Friday, April 09, 2010
Owing entirely to their policy of official segregation, the Daughters of the American Revolution refused permission for noted operatic soprano Marian Anderson to give a recital at Constitution Hall in the spring of 1939; even though Anderson's manager Sol Hurok had been trying to book his client into one of DC's premiere musical venues for three years - and been rebuffed every time - somehow this refusal seemed to incite a little more umbrage in people.
For one thing, First Lady Eleanor Roosevelt got wind of it, and resigned her membership forthwith - an entirely courageous move, especially in those days; in due time she would be joined by thousands of others - a major embarrassment for the organization, which had hitherto been a pillar of the establishment...

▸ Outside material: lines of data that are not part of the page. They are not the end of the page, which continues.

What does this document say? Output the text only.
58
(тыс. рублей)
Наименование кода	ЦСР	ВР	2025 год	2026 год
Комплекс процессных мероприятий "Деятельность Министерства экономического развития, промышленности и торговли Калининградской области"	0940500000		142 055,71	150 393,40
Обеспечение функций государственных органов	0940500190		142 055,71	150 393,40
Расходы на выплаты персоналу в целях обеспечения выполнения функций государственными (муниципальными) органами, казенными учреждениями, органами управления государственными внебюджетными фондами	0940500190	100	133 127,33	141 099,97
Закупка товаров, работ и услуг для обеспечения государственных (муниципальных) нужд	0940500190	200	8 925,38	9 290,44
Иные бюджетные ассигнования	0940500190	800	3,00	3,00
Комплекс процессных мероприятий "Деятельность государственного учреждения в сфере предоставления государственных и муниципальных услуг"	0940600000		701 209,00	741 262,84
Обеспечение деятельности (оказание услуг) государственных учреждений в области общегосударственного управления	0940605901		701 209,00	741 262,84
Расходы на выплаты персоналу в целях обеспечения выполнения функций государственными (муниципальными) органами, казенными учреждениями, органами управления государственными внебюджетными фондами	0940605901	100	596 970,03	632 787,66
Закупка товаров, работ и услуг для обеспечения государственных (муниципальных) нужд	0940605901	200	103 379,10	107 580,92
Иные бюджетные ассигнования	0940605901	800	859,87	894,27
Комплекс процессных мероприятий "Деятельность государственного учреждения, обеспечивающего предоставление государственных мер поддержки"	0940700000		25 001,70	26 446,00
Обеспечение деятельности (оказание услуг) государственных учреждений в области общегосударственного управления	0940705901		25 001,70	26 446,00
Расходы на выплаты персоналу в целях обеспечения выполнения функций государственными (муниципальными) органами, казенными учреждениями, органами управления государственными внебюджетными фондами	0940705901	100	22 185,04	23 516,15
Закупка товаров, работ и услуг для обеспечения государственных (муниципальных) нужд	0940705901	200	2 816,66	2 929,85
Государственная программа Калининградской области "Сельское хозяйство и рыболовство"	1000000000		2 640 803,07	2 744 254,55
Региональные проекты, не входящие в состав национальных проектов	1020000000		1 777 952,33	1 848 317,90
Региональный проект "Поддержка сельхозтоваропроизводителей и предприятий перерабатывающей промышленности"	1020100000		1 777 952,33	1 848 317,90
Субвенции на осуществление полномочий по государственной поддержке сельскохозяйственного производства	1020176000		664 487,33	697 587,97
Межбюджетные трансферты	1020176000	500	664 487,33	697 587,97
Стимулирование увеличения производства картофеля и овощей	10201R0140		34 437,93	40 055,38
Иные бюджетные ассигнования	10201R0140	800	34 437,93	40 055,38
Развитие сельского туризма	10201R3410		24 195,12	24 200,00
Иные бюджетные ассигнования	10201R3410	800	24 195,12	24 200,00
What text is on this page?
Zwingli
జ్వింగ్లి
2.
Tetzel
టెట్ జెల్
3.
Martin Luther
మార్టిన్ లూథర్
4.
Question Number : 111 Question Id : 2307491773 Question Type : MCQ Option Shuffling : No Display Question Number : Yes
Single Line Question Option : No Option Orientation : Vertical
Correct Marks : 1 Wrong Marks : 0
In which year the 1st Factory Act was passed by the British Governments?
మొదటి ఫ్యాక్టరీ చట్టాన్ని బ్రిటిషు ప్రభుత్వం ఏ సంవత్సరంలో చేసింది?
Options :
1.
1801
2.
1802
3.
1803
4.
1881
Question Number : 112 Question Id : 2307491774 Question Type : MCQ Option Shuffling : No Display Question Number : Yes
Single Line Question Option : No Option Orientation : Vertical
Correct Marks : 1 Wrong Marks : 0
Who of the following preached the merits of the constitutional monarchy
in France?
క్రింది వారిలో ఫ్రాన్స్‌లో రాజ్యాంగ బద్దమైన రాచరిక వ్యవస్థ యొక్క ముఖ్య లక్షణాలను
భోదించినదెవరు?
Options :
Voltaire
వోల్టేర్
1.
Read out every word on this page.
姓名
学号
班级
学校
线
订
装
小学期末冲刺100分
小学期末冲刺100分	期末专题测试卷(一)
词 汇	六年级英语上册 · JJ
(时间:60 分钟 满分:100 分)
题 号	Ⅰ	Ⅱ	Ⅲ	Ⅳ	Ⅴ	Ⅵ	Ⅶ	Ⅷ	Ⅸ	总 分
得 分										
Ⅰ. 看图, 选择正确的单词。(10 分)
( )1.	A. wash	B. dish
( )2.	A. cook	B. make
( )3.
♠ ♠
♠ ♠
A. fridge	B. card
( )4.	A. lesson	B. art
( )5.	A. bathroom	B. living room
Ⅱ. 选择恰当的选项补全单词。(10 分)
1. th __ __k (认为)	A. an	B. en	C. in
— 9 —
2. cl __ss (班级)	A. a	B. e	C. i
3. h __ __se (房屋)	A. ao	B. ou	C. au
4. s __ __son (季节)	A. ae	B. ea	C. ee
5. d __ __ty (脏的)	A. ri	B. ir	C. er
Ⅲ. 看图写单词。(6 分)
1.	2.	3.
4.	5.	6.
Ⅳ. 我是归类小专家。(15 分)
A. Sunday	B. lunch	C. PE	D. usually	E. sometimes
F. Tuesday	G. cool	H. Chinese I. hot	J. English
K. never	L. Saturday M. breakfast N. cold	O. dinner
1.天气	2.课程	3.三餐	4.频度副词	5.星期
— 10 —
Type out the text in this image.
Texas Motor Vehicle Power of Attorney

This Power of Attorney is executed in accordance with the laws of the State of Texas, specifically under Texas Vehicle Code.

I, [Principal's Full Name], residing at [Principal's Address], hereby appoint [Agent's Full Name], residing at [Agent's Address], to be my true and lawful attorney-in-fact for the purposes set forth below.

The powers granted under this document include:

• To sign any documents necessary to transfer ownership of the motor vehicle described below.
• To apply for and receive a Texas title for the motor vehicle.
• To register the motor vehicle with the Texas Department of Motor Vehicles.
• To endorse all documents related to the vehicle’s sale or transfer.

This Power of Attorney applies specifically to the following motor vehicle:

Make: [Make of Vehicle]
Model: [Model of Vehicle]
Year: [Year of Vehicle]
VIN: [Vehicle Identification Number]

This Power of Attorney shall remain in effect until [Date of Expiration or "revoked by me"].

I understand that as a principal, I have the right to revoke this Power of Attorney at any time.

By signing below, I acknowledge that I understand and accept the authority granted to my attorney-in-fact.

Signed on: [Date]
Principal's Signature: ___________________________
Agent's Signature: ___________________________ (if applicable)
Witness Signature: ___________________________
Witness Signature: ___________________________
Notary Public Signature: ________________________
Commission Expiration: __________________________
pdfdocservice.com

On this day in 1939 Marian Anderson sang instead at the Lincoln Memorial, at an open air concert planned by Secretary of the Interior Harold L. Ickes; Mrs. Roosevelt was there in the front row for this concert, though, along with 75,000 attendees in person and untold millions more on the radio. Anderson's recital ended with a rousing rendition of My Country, 'Tis of Thee. The concert not only had the intended benefit of highlighting the depth of American racism, it would have at least one unintended benefit as well, as it inspired the future good works of a certain 10-year old named Martin Luther King, Jr.
Proof of Anderson's classiness came when she later accepted the DAR's apology with the words 'You lose a lot of time hating people', and they finally invited her to perform - albeit for a whites-only audience - at a concert for war relief in 1942; although the District of Columbia abandoned its official policy of segregation following World War II the DAR would not follow suit until 1952.